Yaşadığım haz nerede olduğumu bile unutturacak cinstendi. Aklıma gelmesiyle bile vücudumun tekrar ısındığını hissettim.

Aklımdaki Mervan, faktörünü unutmak adına düşünmem gereken diğer şeyi hatırladım. 

Bedenime enjekte edilen lânet zehir! 

Dün, gün boyu kendimi kötü hissetmenin etkisiyle bedenimdeki o maddenin ne kadar tiksinç olduğunu bile farkedememiştim. Beynim işlevini yitirmiş, melankolik bir ruh hali içerisinde koca bir günü heba etmiştim. 

O zehir bedenime yayılırken yaşadığım güzel hisler ve mutluluk sonrasında neredeydi? 

İnsanlar bu sersemlik için mi kendilerini iğneliyorlardı. Bile isteye insanın kendine bu kötülüğü yapması korkunçtu.

Uyuşturucu kullanan insanlar zaten belli bir zaman sonra zombiye benziyorlardı, kadınlar ise cidden çirkin oluyordu.

Neyse ki ucube bir bağımlıya dönüşmeden ölecektim. 

Uyuşturucunun diğer kötü tarafı, hiçbir şey hatırlamıyor olmamdı. Alkolü fazla kaçırdığım da bile kendimi kaybedecek raddeye geldiğim hiç olmamıştı.

Tamam, kontrolümü kaybetsem de ertesi gün herşeyi hatırlardım. 

İğneden sonra neler olmuştu acaba. Hayal meyal görüntüler hafızam da canlanıyordu ama birleştiremiyordum. O zehrin etkisindeyken neler saçmalamıştım acaba? Bunu merak etmem belki gereksiz görünebilirdi lakin dün odadakilerin tuhaf bakışlarnın altında pek iyi şeyler olmadığını tahmin ediyordum.

Sonunda topladığım cesaretle gözlerimi ovuşturdum. 

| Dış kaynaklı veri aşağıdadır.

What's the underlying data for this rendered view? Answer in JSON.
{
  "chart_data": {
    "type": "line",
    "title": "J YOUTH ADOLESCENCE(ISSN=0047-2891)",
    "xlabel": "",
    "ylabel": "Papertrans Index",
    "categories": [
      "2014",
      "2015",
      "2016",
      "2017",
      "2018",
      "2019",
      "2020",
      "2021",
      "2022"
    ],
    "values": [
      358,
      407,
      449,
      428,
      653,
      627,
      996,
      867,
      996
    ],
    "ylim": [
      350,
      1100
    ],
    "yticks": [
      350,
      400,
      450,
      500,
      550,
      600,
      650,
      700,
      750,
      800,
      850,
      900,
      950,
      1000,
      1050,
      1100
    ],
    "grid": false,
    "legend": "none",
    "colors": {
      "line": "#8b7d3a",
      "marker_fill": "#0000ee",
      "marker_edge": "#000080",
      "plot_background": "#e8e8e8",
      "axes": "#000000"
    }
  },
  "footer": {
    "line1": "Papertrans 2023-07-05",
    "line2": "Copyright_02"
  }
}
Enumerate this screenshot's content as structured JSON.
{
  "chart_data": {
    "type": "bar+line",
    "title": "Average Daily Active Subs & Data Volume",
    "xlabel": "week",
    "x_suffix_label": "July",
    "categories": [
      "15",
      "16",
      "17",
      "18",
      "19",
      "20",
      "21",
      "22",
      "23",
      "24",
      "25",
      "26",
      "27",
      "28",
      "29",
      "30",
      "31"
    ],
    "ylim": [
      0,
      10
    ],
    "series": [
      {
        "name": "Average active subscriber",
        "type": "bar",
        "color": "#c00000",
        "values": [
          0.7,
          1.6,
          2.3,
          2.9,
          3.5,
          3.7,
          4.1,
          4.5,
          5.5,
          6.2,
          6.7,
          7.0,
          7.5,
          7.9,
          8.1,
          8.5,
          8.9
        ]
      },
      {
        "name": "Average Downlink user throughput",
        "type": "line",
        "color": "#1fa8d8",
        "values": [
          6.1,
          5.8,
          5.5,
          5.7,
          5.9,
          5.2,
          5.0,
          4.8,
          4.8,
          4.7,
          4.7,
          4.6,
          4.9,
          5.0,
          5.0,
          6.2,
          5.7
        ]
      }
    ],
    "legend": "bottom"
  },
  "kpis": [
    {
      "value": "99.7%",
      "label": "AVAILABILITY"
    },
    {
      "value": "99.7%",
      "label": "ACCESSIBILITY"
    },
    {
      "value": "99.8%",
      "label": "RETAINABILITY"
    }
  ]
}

Ah siktir! Beynim hala sersem gibiydi. Kendimi hiç dinlenmiş gibi hissetmiyordum. Yavaşça gözlerimi açıp ilk önce Mervan'ın sandalyesine baktım. Yerinde olmadığını görmek içimi rahatlatmıştı. 

Gerçi hala karşılaşmak isteyen bir yanım da vardı. Yaşadığımız anı tekrarlama ihtimalini düşünmek bile etkileyici geliyordu. Bir yandan da imkansız gibiydi. 

Emre gayet ciddi olan tavrı ile beni hayli şaşırtmıştı. Oğuz ve Helin'de aynı çekimser ifade ile suratımı incelemesini gerektirecek kadar korkunç bir ifade ile bakıyor olamam! Değil mi?